Remember that low-cost suppliers will be making money somehow, often by sacrificing quality. It’s commonplace for low-cost suppliers to use sub-standard materials and construction techniques to produce a cheap and inferior product, often styled to look like one from a reputable manufacturer. The photos show a genuine product and an inferior imitation, which was bulging, leaking electrolyte and entirely unusable straight out of the supplier’s packaging. It’s a stark illustration of what you get when you do and don’t pay for quality.
Future failures
Not all quality deficiencies are immediately obvious; sometimes they only show up after being in service for a while. The ‘capacitor plague’ of the early-mid 2000s is a good example. Electrolytic capacitors produced by numerous low-cost suppliers failed prematurely at a high rate, allegedly due to widespread use of a stolen electrolyte formulation that was incomplete. Several major computer equipment manufacturers were affected, with one reportedly incurring direct costs of several hundred million USD, plus additional intangible losses. This, for problems that didn’t even pose much of a safety issue.
Bearing this in mind, it’s worth taking time to understand the effects of component failures, the impact of those failures on your customers and the potential risks to your business that follow. Then, make a decision as to whether quality matters. If it does, two rules of thumb go a long way toward achieving it.
Quality matters
First, buy only from reputable manufacturers. If the company has been in business for over 20 years, invests in research and development and demands more than rock-bottom prices, there’s a good chance it makes a quality product.
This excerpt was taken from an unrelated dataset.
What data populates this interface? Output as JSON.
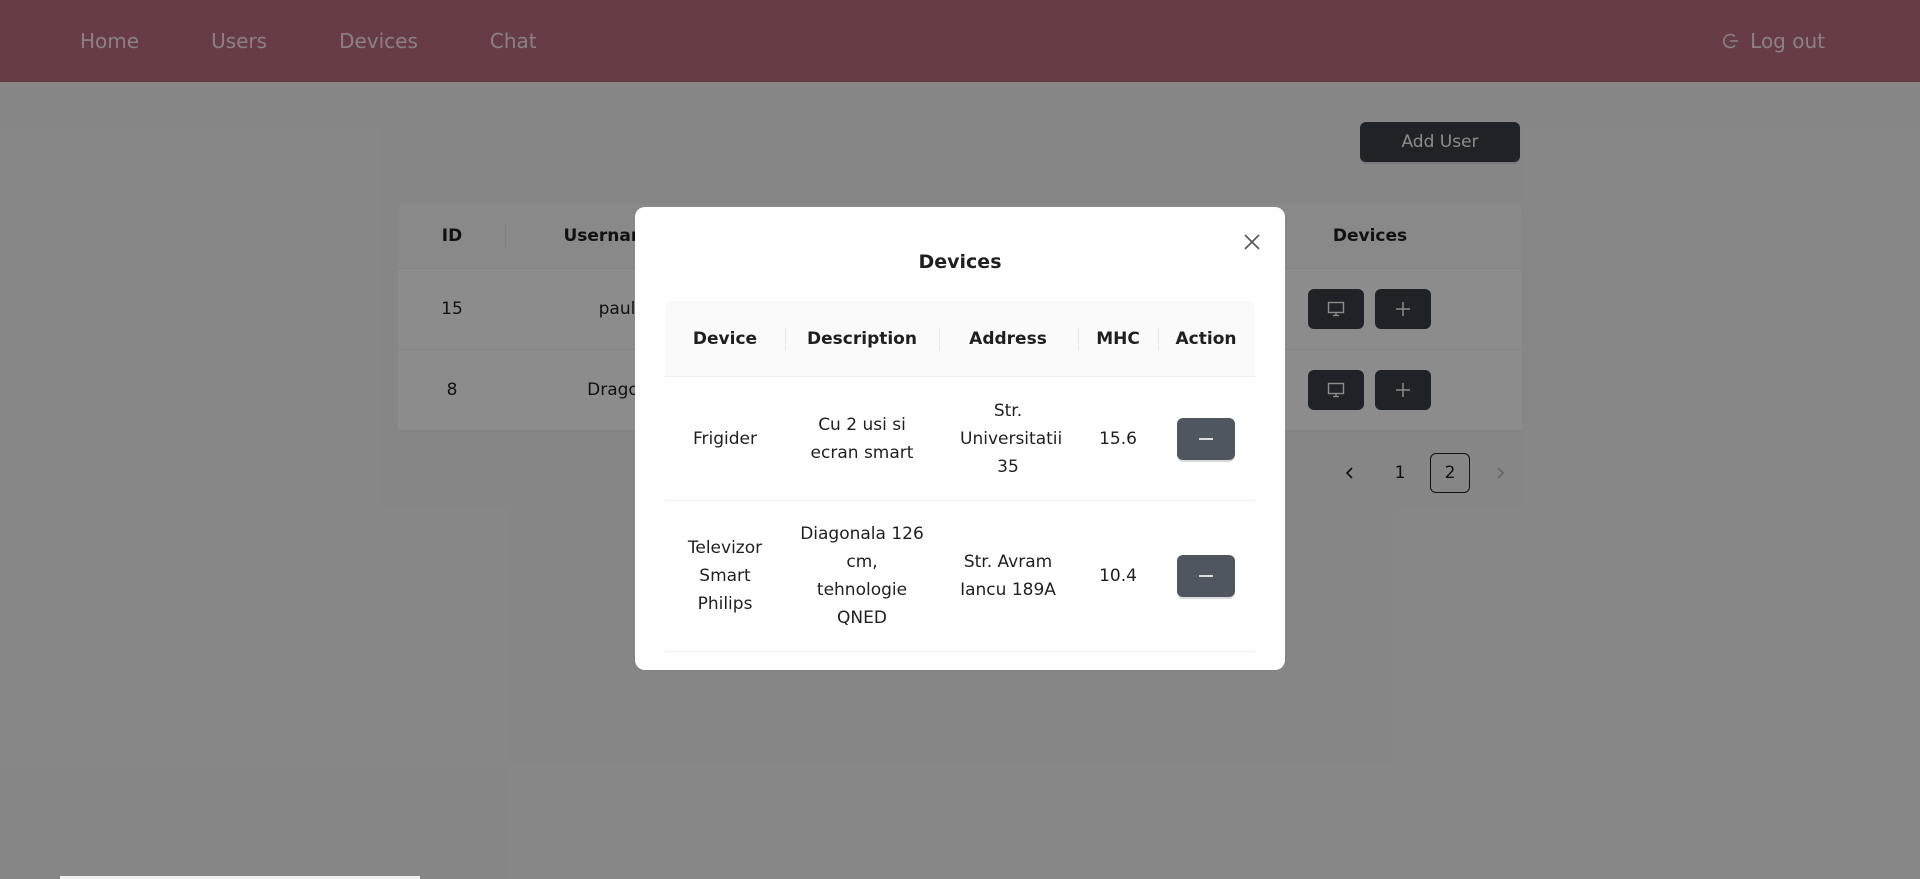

If it also has a corporate presence in a jurisdiction accessible to your legal resources, this is a good indicator that they’ll stand behind their product.
Expect the opposite from suppliers that imitate established brands; if they’re unethical enough to leech off the credibility of those whose business they’re undercutting, why would they bother conducting an honest business with customers?
Secondly, buy only through manufacturer-authorized sales channels. Franchised distributors are contractually obligated to acquire product directly from the manufacturer, to exclude counterfeit or subpar components and provide product traceability. No such controls exist in non-authorized brokerage channels wherein deficient product is known to circulate.
In summary, know what you’re paying for and pay enough for what you need. It’s not much fun when getting what you paid for proves to be a bad thing.